By Norm Dixon
Renowned throughout Africa and Europe for spectacular concerts, Youssou N'Dour and the 12-piece Le Super Etoile De Dakar are touring in March. N'Dour, an undisputed "superstar" of World Music, is credited with doing more to popularise African music than almost any other artist.
World Music combines indigenous music styles and instruments, a complex web of external musical influences spread by trade, mass communication and migration, with state of the art instrumentation and recording techniques.
Youssou N'Dour and the modern music of Senegal illustrate well this process. Senegal was part of the Mali empire in the 14th century. Part of the thriving culture that survived was the music of musicians known as griots.
Griots were society's social commentators and historians. They played the kora (a large harp), the balafon (which resembles a wooden xylophone) and a variety of drums, the most important being the tama or talking drum.
In neighbouring Guinea, a radical program of cultural rediscovery and rehabilitation began following independence in 1958. It soon spread across Guinea's borders.

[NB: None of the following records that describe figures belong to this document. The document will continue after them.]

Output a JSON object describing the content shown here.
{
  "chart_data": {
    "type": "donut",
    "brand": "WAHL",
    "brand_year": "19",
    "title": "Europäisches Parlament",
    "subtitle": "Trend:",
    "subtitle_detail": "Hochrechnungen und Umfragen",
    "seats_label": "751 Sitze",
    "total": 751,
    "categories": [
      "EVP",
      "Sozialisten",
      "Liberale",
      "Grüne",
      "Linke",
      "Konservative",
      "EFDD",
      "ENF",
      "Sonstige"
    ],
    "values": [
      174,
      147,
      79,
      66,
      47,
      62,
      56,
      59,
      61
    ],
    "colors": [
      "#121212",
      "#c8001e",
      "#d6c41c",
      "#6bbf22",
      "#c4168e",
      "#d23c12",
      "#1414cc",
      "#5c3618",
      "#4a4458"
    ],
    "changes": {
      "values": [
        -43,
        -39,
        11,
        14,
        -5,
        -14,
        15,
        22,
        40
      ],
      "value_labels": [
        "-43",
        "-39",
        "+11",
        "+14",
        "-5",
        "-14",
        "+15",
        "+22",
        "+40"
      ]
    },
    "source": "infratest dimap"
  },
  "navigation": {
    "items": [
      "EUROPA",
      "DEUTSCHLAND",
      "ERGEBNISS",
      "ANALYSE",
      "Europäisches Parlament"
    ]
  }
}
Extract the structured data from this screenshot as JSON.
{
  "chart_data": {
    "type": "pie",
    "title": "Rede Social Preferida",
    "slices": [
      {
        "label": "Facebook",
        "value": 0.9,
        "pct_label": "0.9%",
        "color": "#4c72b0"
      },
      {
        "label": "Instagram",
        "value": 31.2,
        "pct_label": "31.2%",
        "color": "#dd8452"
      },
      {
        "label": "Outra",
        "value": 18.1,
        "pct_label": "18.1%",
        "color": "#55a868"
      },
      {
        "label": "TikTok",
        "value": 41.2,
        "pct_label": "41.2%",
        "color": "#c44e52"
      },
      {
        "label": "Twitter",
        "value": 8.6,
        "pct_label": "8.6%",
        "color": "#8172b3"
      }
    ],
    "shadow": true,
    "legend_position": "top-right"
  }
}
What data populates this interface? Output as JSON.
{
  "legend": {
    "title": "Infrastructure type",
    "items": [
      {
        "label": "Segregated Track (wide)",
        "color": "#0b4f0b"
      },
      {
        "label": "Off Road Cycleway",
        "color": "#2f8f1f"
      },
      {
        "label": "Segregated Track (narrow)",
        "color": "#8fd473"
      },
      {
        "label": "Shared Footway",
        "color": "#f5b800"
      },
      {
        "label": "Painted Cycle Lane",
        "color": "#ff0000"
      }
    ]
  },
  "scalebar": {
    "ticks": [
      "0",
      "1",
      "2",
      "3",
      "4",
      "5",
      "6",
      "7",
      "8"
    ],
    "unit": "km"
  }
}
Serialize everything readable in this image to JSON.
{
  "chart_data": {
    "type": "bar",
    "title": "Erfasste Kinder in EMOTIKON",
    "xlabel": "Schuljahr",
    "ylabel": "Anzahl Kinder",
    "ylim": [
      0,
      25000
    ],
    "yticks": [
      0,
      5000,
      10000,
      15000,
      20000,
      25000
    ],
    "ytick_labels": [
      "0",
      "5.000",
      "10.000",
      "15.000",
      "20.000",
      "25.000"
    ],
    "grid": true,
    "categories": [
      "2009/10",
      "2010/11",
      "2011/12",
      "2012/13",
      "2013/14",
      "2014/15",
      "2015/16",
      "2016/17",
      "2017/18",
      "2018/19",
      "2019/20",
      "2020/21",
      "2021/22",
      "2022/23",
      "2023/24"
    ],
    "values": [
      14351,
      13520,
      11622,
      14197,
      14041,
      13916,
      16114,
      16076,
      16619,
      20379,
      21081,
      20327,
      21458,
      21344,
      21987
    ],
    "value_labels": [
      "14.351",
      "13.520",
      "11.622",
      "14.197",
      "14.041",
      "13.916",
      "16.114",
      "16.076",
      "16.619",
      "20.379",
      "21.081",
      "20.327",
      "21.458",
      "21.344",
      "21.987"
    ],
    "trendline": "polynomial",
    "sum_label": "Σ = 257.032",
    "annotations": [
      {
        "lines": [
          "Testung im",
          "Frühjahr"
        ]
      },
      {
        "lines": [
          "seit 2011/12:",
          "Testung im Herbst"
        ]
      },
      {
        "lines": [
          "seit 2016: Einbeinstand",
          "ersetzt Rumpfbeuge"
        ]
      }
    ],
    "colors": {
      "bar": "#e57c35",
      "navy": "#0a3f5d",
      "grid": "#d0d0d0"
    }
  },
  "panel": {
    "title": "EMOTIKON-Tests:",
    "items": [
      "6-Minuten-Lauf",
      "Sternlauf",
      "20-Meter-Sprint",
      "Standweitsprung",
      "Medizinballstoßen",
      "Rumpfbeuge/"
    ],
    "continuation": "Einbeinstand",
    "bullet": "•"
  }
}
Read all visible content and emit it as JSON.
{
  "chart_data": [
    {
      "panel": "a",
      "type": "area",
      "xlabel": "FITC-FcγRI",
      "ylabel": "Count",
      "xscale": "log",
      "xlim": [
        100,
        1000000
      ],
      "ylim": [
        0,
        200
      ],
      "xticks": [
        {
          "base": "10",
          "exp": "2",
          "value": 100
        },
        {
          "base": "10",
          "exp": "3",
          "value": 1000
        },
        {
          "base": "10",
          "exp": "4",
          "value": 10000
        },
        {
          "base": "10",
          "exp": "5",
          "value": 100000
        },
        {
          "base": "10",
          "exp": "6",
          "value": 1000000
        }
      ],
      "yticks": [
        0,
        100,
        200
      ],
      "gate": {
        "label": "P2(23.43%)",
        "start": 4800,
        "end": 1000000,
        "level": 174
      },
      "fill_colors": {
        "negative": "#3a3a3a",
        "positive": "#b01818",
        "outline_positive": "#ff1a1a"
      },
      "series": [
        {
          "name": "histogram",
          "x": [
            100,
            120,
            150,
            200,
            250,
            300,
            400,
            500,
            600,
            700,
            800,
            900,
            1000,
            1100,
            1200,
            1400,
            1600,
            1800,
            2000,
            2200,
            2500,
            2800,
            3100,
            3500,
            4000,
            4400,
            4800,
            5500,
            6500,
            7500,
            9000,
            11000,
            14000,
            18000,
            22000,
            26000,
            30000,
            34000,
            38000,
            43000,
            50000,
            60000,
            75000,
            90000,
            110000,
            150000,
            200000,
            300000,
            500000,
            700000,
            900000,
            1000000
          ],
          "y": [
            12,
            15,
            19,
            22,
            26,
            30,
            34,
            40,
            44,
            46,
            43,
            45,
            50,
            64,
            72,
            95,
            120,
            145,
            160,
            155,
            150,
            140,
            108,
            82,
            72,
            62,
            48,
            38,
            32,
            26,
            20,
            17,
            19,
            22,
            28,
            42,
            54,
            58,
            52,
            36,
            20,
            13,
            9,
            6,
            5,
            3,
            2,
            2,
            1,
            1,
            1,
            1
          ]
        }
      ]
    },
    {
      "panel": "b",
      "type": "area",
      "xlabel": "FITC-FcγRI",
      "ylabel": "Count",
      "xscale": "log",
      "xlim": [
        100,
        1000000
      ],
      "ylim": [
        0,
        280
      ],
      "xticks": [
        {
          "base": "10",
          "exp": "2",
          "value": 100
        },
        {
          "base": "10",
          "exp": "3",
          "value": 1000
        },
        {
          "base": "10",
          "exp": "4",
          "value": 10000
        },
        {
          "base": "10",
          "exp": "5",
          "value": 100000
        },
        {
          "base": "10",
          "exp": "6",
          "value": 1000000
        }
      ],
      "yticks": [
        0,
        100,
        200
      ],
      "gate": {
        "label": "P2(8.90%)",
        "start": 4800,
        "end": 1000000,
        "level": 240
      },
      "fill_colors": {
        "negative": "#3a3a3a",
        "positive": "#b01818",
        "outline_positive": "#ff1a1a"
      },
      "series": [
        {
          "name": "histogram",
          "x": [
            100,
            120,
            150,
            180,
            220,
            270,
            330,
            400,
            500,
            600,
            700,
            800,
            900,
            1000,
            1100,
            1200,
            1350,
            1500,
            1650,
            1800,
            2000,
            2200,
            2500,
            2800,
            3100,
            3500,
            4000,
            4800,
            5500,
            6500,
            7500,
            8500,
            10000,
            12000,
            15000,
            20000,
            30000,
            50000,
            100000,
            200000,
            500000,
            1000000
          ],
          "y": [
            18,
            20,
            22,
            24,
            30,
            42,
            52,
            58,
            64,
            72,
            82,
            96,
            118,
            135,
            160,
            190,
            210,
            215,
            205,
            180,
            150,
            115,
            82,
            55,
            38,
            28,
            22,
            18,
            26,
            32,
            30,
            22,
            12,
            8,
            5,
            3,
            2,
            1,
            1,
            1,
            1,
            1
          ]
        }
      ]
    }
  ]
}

The ancient music of the kora, balafon and tama began to be combined with the popular Cuban rumbas, US soul and jazz of Dakar's night-life. Younger musicians steeped in the music of Jimi Hendrix and Santana rediscovered their Senegalese heritage and sought out griots, above all tama players, to join their bands.
In 1978 Youssou N'Dour reworked griot rhythms into an electric form and christened it "mbalax". Mbalax originally was a percussion rhythm played throughout Wolof-speaking Senegal. N'Dour added electric guitars and keyboards, playing the parts of the kora and balafon, to traditional drums. He has continued to enrich mbalax by plundering the world's rhythms for inspiration.
N'Dour has modernised Senegalese music while maintaining the griot tradition of social commentary and criticism. His 18 albums contain traditional folk songs, songs telling the history of slavery, celebrations of city life and songs that discuss the problems faced by rural people migrating to the city and a myriad of other topics.
The people hang on N'Dour's every word. His most recent album, Set, unleashed a spontaneous youth movement. Local organisations mobilised young people to take over the streets, clean them up and decorate Dakar's walls with slogans and symbolic art.
In 1986, N'Dour wrote "Nelson Mandela" to tell the truth about South Africa. In 1990 he contributed a song to the Viva Mandela video project, and performed at the huge Wembley concert in Mandela's honour. In 1988, he toured the world with Peter Gabriel, Tracy Chapman, Sting and Bruce Springsteen for the Amnesty International Human Rights Now! concerts. With the song "Shakin' The Tree", N'Dour expressed support for women's rights. The Set album also contains the song "Toxiques" which condemns multinational corporations' dumping of toxic waste in Africa.
N'Dour tour dates are:
Friday March 6, Belvoir Amphitheatre, Perth.
Sunday, March 8, Enmore Theatre, Sydney.
Wednesday, March 11 Melbourne Concert Hall.
Friday, March 13 and Saturday, March 14, WOMAD Festival, Adelaide.